HDU2842-Chinese Rings (recursive + matrix fast power), power zero matrix

HDU2842-Chinese Rings (recursive + matrix fast power), power zero matrix

Question Link

Question: Find the minimum number of steps to solve the problem. The condition for removing the k is that the K-2 has been removed and the k-1 is still on the bracket.

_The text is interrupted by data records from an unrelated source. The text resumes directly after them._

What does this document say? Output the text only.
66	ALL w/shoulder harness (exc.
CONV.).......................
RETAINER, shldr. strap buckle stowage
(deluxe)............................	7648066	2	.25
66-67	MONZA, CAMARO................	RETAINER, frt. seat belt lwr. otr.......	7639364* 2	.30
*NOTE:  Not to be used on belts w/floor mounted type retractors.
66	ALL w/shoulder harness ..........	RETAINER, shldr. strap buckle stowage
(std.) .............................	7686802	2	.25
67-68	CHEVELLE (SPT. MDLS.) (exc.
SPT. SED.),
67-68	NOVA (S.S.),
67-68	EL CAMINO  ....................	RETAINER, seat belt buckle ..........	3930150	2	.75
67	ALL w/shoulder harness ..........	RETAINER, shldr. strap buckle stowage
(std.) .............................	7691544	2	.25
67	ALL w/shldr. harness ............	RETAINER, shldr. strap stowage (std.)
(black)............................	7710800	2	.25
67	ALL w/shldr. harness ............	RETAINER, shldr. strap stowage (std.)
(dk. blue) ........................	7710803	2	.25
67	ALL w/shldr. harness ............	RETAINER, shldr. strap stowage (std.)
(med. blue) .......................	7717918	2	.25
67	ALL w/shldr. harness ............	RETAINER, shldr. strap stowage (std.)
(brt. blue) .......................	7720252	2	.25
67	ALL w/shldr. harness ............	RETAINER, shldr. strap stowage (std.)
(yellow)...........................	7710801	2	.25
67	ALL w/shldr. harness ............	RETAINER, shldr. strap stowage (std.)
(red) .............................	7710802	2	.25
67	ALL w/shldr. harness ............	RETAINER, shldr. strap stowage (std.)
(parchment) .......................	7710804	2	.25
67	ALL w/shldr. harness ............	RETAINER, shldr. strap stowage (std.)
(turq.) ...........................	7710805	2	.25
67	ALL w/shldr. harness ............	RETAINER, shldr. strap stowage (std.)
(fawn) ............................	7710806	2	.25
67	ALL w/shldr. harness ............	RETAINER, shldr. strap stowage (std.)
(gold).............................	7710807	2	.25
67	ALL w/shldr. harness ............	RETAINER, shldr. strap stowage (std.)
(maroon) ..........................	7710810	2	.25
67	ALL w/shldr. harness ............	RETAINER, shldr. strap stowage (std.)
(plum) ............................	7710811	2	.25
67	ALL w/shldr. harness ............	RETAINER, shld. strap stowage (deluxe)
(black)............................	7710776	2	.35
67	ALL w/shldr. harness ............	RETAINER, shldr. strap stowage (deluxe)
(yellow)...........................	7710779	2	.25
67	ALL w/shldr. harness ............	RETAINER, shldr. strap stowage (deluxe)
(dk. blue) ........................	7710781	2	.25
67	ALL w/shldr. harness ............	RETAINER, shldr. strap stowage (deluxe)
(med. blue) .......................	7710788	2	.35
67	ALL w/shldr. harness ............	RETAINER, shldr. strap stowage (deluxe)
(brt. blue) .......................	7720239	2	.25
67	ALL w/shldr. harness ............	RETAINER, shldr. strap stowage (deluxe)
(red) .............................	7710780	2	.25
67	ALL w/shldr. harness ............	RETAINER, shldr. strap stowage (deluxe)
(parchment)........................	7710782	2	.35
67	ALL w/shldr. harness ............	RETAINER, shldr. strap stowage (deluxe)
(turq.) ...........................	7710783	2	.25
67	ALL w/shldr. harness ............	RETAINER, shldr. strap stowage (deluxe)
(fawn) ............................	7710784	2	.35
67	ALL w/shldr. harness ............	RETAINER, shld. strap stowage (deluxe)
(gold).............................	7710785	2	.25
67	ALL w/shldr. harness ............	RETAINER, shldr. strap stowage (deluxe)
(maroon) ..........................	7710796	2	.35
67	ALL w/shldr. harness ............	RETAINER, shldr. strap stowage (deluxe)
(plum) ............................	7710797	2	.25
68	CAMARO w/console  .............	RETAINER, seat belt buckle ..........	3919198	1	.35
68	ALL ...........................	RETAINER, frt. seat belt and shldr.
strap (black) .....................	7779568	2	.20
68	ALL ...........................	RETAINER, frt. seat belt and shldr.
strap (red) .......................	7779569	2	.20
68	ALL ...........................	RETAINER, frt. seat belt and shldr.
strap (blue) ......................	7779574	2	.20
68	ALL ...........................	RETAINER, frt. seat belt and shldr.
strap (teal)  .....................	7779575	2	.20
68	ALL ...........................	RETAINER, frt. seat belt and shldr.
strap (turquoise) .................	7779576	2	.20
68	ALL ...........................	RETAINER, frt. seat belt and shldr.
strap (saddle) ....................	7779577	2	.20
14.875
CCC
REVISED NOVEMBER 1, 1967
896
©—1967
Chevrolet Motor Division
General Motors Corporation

Train of Thought: I think I have played all the nine links. In fact, the minimum step is to start from the last ring and continue to get it out. Therefore, if the steps required to retrieve the first n rings are f (n), then f (n-2) is to be taken out before that, and 1, that is, the n ring is removed, so only the n-1 ring is not removed, then we will set up the previous N-2 ring (set up and take down the steps is the same, f (n-2), so the n-1 ring is taken as f (n-1), so we can get a recursive formula: f (n) = f (n-2) + 1 + f (n-2) + f (n-1) = f (n-1) + 2f (n-2) + 1;
Because n is too large, you can use the Matrix to quickly calculate the power.

Code:

#include <iostream>#include <cstdio>#include <cstring>#include <cmath>#include <algorithm>using namespace std;//typedef long long ll;typedef __int64 ll;const int MOD = 200907;struct mat {    ll s[3][3];    mat () {        memset(s, 0, sizeof(s));     }    mat operator * (const mat& c) {        mat ans;         memset(ans.s, 0, sizeof(ans.s));         for (int i = 0; i < 3; i++)            for (int j = 0; j < 3; j++)                for (int k = 0; k < 3; k++)                    ans.s[i][j] = (ans.s[i][j] + s[i][k] * c.s[k][j]) % MOD;        return ans;    }}tmp, c;ll n;void init() {    tmp.s[0][0] = tmp.s[0][2] = tmp.s[1][0] = tmp.s[2][2] = c.s[1][0] = c.s[2][0] = 1;    tmp.s[0][1] = c.s[0][0] = 2;}mat pow_mod(ll k) {    if (k == 1)        return tmp;    mat a = pow_mod(k / 2);    mat ans = a * a;    if (k % 2)        ans = ans * tmp;    return ans;}int main() {    init();    while (scanf("%I64d", &n) && n) {        if (n == 1 || n == 2) {            printf("%I64d\n", n);            continue;        }         mat ans = pow_mod(n - 2);         ans = ans * c;        printf("%I64d\n", ans.s[0][0]);    }    return 0;}

Noip2012 raise group semi-finals question

Day1:
Question 1: suffix array template question, score question.

Question 2: it can be proved that the optimal solution must be a continuous interval. You can enumerate two breakpoints and split the remaining vertices into a charge flow.
Question 3: Consider the exponent of each prime number. When it is not multiplied by its multiples, for example, in the range of p and 2 p, It is a linear recursion, and the matrix quickly loses its power second. Therefore, each prime number is enumerated, and the n/p segment is used as a fast power. However, note that high-precision operations must be optimized using FFT. Some roots can be pre-processed first, or TLE is required.

Day2:
Question 1: optimization of the bare slope to score questions.

Question 2: model conversion is required for the annoying semi-plane intersection.
Question 3: This question is troublesome. It is estimated that there is no perfect algorithm. linear programming is used as the benchmark. In fact, you can press DP when m is relatively small based on the data range. When it is large, various random algorithms can be used.